Soheila Hejab was sentenced by notorious judge Abolghasem Moghiseh at branch 28 of Tehran’s Revolutionary Court on the charges of:

  • “propaganda against the state”
  • “assembly and collusion”
  • “disrupting public order to create chaos”
  • “forming a group to defend women’s rights”
  • “demanding a referendum and changing the constitution”

She was released on March 14 on a bail of three billion tomans (roughly $718,000) until her trial.

Hejab was arrested by IRGC Intelligence agents on June 6, 2019, and incarcerated in Evin Prison, where she continued her political activism by writing open letters criticizing the government.

In February, Hejab and 11 other female political prisoners signed a joint statement calling on Iranians to boycott the parliamentary elections.

The letter read: “Anyone who goes to the polls will be complicit in the regime’s killing of the revolutionary youth and would be endorsing the regime and its crimes.”

On January 13, Hejab wrote an open letter about the nationwide uprisings in November 2019 and January 2020, where she called for the overthrow of the regime, advocated for more people to speak out against injustices, and mourned those killed during the authorities’ crackdown on the protests and those harmed by the official’s other actions.

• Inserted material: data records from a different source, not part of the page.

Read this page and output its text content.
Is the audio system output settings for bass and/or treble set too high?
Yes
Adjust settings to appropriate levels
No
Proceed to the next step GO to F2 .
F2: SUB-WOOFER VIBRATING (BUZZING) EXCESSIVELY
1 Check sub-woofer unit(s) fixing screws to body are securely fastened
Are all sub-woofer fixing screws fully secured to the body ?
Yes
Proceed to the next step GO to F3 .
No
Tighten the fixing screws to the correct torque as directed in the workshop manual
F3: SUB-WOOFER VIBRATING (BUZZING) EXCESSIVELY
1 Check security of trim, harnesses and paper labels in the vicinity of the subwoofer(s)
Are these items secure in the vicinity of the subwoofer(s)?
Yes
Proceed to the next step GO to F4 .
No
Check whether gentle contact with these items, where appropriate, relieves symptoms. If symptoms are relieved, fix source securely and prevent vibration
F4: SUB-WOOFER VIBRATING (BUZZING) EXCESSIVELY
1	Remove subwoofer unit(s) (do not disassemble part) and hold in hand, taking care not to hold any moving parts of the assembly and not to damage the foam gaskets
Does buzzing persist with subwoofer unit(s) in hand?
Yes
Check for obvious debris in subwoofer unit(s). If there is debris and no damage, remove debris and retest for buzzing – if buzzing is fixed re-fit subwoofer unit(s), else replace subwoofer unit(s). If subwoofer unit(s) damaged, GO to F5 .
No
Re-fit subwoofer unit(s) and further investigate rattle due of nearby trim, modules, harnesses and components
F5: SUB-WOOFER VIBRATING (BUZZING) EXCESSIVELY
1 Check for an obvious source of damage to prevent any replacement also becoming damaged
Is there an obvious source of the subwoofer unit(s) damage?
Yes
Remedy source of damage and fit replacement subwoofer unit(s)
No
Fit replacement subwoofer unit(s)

She wrote: “I am thinking of Iran whose indescribable pain is stuck in my throat. The pain of those who were killed in November, the overturning of the bus, the downing of (the Ukrainian passenger) airliner, the floods in Sistan and Baluchestan, and thousands of other harrowing disasters which happen one after the other. Thanks to the policies of incompetent rulers, and their failure to use preventive scientific measures and advanced equipment, our patient compatriots are overwhelmed with sorrow and grief.”

Elsewhere in Evin prison, Iranian civil rights activist Sepideh Farhan was denied furlough during the coronavirus outbreak despite the authority’s promises and her family’s payment of the bail. Farhan was arrested during the December 2017 uprising and sentenced to 6 years in prison and 74 lashes.

Activists Saba Kord Afshari and Raheleh Ahmadi are also not allowed to leave the Women’s Ward of Evin Prison despite the mounting risk of infection as prisoners are denied the means to protect themselves against the virus.

Dozens of political prisoners have gone on hunger strike to protest the refusal to allow them to leave during this crisis.